When Friends first premiered in 1994 with a cast of six unknown actors, they were each netting around $20,000 per episode. By the final season, all six of the superstars were making $1 million per episode—each. It was unprecedented, especially because the cast banded together each time to renegotiate, a practice sitcom casts like Modern Family and The Big Bang Theory have adopted since.
“We wanted to be paid the same because we thought that was fair,” Aniston said in an ET interview at the time, but it also spoke to the close tight-knit bond of the cast, which never really really experienced rumors of rifts or tension during their 10-year run together, a rarity in Hollywood.
For all 236 episodes, the cast members huddled together backstage just before taping kicked off, with Bright saying, “That’s one thing that has stayed consistent for 10 years, is that nobody knows what goes on in that huddle.

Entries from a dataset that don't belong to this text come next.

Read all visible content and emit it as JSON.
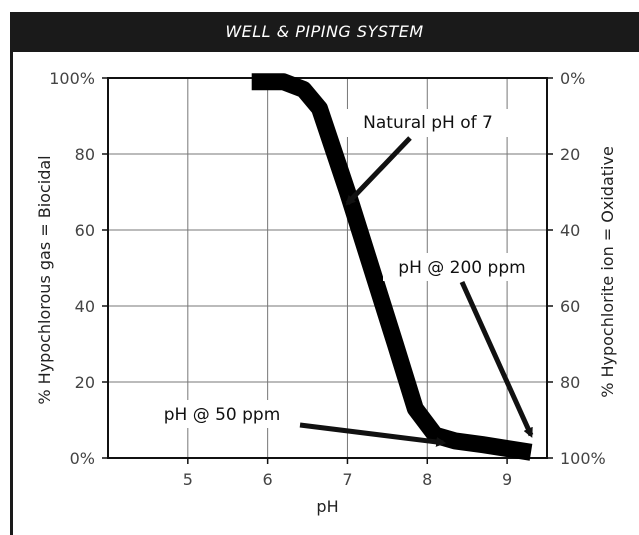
{
  "chart_data": {
    "type": "line",
    "title": "WELL & PIPING SYSTEM",
    "xlabel": "pH",
    "ylabel": "% Hypochlorous gas = Biocidal",
    "y2label": "% Hypochlorite ion = Oxidative",
    "xlim": [
      4,
      9.5
    ],
    "ylim": [
      0,
      100
    ],
    "x_ticks": [
      5,
      6,
      7,
      8,
      9
    ],
    "y_ticks": [
      0,
      20,
      40,
      60,
      80,
      100
    ],
    "y_tick_labels": [
      "0%",
      "20",
      "40",
      "60",
      "80",
      "100%"
    ],
    "y2_tick_labels": [
      "100%",
      "80",
      "60",
      "40",
      "20",
      "0%"
    ],
    "grid": true,
    "series": [
      {
        "x": [
          5.8,
          6.2,
          6.45,
          6.65,
          7.0,
          7.3,
          7.6,
          7.85,
          8.1,
          8.35,
          8.7,
          9.0,
          9.3
        ],
        "values": [
          99,
          99,
          97,
          92,
          70,
          50,
          30,
          13,
          6,
          4.5,
          3.5,
          2.5,
          1.5
        ]
      }
    ],
    "annotations": [
      {
        "text": "Natural pH of 7",
        "arrow_to": {
          "x": 7.0,
          "y": 67
        }
      },
      {
        "text": "pH @ 200 ppm",
        "arrow_to": {
          "x": 9.3,
          "y": 6
        }
      },
      {
        "text": "pH @ 50 ppm",
        "arrow_to": {
          "x": 8.2,
          "y": 4
        }
      }
    ]
  }
}
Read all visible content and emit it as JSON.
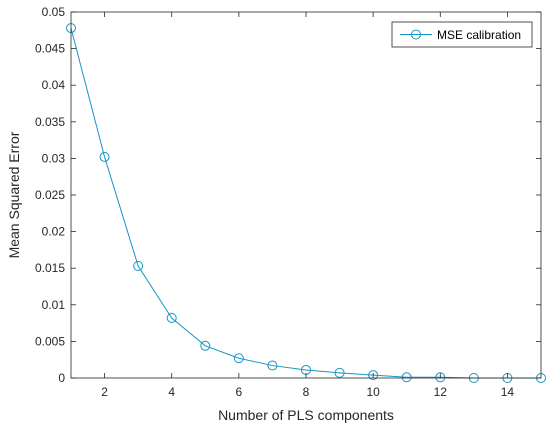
{
  "chart_data": {
    "type": "line",
    "xlabel": "Number of PLS components",
    "ylabel": "Mean Squared Error",
    "xlim": [
      1,
      15
    ],
    "ylim": [
      0,
      0.05
    ],
    "xticks": [
      2,
      4,
      6,
      8,
      10,
      12,
      14
    ],
    "xtick_labels": [
      "2",
      "4",
      "6",
      "8",
      "10",
      "12",
      "14"
    ],
    "yticks": [
      0,
      0.005,
      0.01,
      0.015,
      0.02,
      0.025,
      0.03,
      0.035,
      0.04,
      0.045,
      0.05
    ],
    "ytick_labels": [
      "0",
      "0.005",
      "0.01",
      "0.015",
      "0.02",
      "0.025",
      "0.03",
      "0.035",
      "0.04",
      "0.045",
      "0.05"
    ],
    "grid": false,
    "legend_position": "top-right",
    "series": [
      {
        "name": "MSE calibration",
        "color": "#1a94c6",
        "marker": "circle",
        "x": [
          1,
          2,
          3,
          4,
          5,
          6,
          7,
          8,
          9,
          10,
          11,
          12,
          13,
          14,
          15
        ],
        "y": [
          0.0478,
          0.0302,
          0.0153,
          0.0082,
          0.0044,
          0.0027,
          0.0017,
          0.0011,
          0.0007,
          0.0004,
          0.0001,
          0.0001,
          0.0,
          0.0,
          0.0
        ]
      }
    ]
  }
}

Nobody gets near it—I don’t think you’re allowed to be within eyesight.”
Since the renegotiation talks were being reported on in great detail in the press, the Friends cast received some backlash for demanding such large paychecks, with Aniston once saying in an ET interview, “They gave us all a hard time and aren’t we bratty little spoiled actors to go in and do whatever it is we did.”
But just look at how much freakin’ money the show was pulling in: 30-second commercials during final season were going for $1 million, with the series finale’s coveted spots netting $2 million, the largest advertising rate for a sitcom ever.
And the series finale was watched by 52.5 million viewers, making it the fourth most-watched episode of television in history, with the retrospective special that aired before it even earning 35 million viewers.
Still, LeBlanc once again defended their big paydays in a 2015 interview.
Were we worth $1 million? To me, that’s such a strange question. It’s like, well, that’s irrelevant. Are you worth it? How do you put a price on how funny something is?” he told Huffington Post. “We were in a position to get it. If you’re in a position in any job, no matter what the job is—if you’re driving a milk truck or installing TVs or an upholsterer for a couch—if you’re in a position to get a raise and you don’t get it, you’re stupid. You know what I mean? We were in a position and we were able to pull it off. ‘Worth it’ has nothing to do with it.”